On ne présente plus le "King des comics", l’homme qui a su insuffler au comic-book un lyrisme inédit qui perdure jusqu’à aujourd’hui. Jack Kirby n’est pas seulement l’inventeur de Captain America, des 4 Fantastiques, des X-Men, de Thor, des Avengers, de Hulk..., excusez du peu, il est aussi celui qui en a constitué la grammaire, avec ses perspectives emphatiques, ses splash pages éblouissantes, ses relances scénaristiques malignes et ses architectures au graphisme proche de l’abstraction qui influencèrent profondément Druillet et bien d’autres auteurs de sa génération,
Kirby, c’est une légende. Hier encore à Francfort, j’entendais deux éditeurs de bandes dessinées, l’un américain, l’autre scandinave, discuter de Kirby. Il habitait, dit l’un, l’immeuble de Frank Zappa avec qui il liait une profonde amitié. Ce dernier était pressenti pour faire la musique du premier Star Wars, et venait demander conseil au "King", son voisin. Jack Kirby, qui venait, selon mon interlocuteur, de connaître une mauvaise expérience en travaillant pour George Lucas, déconseilla Zappa de travailler avec le Tycoon d’Hollywood. Et Zappa suivit son conseil... L’histoire est peut-être controuvée (je n’ai pas pris le temps de vérifier) mais elle donne toute la dimension du personnage.

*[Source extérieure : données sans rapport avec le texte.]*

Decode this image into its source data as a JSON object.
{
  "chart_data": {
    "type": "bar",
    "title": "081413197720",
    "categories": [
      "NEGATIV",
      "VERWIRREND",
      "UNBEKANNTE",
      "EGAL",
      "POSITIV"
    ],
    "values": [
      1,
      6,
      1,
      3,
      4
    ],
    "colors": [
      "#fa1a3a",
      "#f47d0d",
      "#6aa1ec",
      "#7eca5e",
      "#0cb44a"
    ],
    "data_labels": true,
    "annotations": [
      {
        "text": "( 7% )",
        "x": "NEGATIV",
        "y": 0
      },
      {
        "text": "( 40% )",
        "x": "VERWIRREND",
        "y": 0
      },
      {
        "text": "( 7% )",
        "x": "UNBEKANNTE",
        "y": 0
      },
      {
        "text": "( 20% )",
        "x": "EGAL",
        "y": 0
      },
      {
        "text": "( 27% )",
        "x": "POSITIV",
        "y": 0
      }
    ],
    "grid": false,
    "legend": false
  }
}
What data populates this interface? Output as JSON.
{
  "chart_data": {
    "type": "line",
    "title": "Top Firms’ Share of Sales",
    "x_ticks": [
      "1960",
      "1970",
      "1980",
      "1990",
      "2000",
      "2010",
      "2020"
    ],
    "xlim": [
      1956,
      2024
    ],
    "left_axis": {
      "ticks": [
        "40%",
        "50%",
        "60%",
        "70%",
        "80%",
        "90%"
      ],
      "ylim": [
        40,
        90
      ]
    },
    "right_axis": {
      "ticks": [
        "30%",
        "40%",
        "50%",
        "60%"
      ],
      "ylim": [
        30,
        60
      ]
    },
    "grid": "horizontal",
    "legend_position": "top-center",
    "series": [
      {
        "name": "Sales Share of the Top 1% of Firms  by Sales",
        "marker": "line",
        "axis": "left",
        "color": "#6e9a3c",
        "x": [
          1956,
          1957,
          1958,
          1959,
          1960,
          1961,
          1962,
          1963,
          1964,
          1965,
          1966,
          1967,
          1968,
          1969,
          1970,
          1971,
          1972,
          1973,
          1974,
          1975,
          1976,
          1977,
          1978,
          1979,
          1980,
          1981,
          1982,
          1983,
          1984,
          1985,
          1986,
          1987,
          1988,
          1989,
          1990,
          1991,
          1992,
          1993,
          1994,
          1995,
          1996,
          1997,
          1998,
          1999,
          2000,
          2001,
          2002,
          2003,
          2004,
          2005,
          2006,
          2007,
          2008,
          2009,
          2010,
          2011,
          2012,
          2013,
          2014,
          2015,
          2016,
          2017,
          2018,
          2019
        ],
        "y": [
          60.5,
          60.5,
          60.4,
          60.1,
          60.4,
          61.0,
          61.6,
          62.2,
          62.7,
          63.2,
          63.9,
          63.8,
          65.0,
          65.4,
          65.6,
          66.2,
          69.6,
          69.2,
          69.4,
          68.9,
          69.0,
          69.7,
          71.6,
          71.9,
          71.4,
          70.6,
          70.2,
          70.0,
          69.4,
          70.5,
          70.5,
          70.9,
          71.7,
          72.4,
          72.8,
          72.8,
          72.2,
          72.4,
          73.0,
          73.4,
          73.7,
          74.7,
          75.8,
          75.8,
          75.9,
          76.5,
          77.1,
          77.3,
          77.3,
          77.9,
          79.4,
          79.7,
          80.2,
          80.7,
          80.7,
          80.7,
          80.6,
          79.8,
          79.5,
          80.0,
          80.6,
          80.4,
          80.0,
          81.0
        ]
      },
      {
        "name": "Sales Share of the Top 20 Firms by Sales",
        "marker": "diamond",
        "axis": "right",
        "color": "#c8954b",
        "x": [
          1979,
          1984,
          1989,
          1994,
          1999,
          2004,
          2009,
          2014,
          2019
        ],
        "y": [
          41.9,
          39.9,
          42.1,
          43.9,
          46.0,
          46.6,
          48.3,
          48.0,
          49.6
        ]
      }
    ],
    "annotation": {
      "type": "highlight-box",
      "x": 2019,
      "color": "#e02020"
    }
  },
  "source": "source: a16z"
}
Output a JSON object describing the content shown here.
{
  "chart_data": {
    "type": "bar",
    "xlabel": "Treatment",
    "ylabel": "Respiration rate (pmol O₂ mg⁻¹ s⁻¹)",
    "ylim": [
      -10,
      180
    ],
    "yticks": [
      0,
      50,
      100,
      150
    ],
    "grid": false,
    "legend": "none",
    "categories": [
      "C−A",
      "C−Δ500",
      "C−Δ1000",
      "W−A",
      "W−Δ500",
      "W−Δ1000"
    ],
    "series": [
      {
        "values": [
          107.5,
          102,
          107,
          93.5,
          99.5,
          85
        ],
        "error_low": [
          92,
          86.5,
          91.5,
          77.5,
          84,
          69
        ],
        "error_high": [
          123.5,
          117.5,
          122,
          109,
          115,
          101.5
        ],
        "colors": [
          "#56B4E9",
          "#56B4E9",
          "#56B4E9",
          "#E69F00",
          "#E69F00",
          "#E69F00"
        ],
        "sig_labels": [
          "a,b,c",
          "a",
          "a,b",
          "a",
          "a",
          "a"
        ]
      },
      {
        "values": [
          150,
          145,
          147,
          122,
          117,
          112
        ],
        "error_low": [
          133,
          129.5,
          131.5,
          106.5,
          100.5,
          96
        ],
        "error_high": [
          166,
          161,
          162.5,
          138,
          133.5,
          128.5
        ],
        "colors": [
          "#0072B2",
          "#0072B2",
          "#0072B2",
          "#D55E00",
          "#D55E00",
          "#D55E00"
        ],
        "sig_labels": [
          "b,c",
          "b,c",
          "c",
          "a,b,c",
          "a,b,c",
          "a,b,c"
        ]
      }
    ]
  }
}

Kamandi est une œuvre de maturité. Elle fait partie de l’époque où Kirby réalise la tétralogie du Quatrième Monde, dernier baroud d’honneur de Kirby chez DC Comics où il avait fait ses débuts avant de faire sa carrière chez Marvel. Il n’a plus rien à prouver, ses plus grandes créations sont derrière lui. Avec Le Quatrième Monde, il fait une œuvre personnelle qui n’a été éditée que de façon parcellaire dans nos contrées. Kamandi est de la même eau, paru de façon sporadique en France chez Artima (mais seul le numéro 59 est inédit en France, me semble-t-il) raconte l’histoire d’un jeune garçon survivant d’un cataclysme qui a bouleversé la terre.
La race humaine est retournée à l’état animal et les animaux ont pris le dessus sur les hommes. Jusqu’ici dissimulé dans un bunker où il a vécu toute sa vie, Kamandi est envoyé en surface par son grand père pour essayer de découvrir s’il reste d’autres humains civilisés. Quête difficile dans une terre où gorilles, pumas, tigres, lions et serpents se font la guerre...
Encrées par Mike Royer (qui signe la préface) et D. Bruce Berry, ces pages regorgent de trouvailles et de fantaisie. Kirby illustre cette ménagerie anthropomorphique avec un plaisir évident. La traduction de Laurent Queyssi (studio Makma) et Jérôme Wicky restitue à merveille le second degré de l’auteur qui livre, chemin faisant, sa réflexion sur la marche du monde. Album inévitable.